Bayangin gini deh, kalo founding father jurnalisme Indonesia, Tirto Adhi Suryo, tiba-tiba respawn di zaman serba digital ini. Bukan jadi influencer TikTok joget-joget, tapi malah gabung tim media serikat buruh. Gokil nggak tuh? Nah, kegabutan ini yang bikin gue, anak serikat buruh generasi Z yang lagi struggle nyari jati diri, akhirnya bikin sesi interview imajiner sama Bapak Pers satu ini. Tujuannya? Biar galau gue kelar, dapat pencerahan, dan yang pasti, biar semangat juang buruh zaman now ini nggak kendor-kendor amat.

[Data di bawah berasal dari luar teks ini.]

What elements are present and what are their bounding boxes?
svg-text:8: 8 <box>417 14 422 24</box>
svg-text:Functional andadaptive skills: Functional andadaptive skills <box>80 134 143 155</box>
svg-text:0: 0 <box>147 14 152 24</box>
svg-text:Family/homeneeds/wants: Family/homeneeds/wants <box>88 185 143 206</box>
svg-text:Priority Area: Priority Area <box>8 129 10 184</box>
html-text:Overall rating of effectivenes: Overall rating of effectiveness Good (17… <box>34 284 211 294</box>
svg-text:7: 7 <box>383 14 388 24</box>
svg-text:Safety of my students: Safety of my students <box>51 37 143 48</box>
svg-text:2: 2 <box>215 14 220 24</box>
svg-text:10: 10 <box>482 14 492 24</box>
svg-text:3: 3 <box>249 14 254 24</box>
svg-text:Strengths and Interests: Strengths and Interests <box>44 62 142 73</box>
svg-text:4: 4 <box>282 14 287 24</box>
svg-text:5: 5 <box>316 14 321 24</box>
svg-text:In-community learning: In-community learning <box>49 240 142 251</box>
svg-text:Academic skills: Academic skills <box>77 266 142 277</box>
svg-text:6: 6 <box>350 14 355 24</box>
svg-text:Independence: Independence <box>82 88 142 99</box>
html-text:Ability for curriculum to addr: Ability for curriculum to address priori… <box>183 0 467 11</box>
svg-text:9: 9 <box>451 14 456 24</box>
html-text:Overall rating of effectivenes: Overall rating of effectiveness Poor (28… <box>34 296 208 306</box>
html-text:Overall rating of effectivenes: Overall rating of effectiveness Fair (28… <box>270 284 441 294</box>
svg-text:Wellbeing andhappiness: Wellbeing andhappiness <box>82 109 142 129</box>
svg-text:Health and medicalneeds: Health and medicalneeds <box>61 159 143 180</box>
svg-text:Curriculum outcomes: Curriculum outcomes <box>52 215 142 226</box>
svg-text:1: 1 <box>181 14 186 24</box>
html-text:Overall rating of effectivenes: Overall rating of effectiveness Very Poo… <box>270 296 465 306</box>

"Media serikat pekerja: jembatan megah antara perjuangan dan kemenangan; di sinilah suara buruh berpadu membentuk simfoni keadilan!"--Tim Media FSP FARKES-R
Gue (Anak Serikat Millennial): Bapak Tirto, pertama-tama, welcome to the future! Kayaknya Bapak kaget banget ya liat dunia sekarang? Informasi kecepatannya udah kayak kilat, media sosial bejibun, tapi kok malah rasanya makin susah nyampein suara buruh ke publik? Dulu zaman Bapak, media cetak mungkin terbatas, tapi kok kayaknya lebih ngefek ya?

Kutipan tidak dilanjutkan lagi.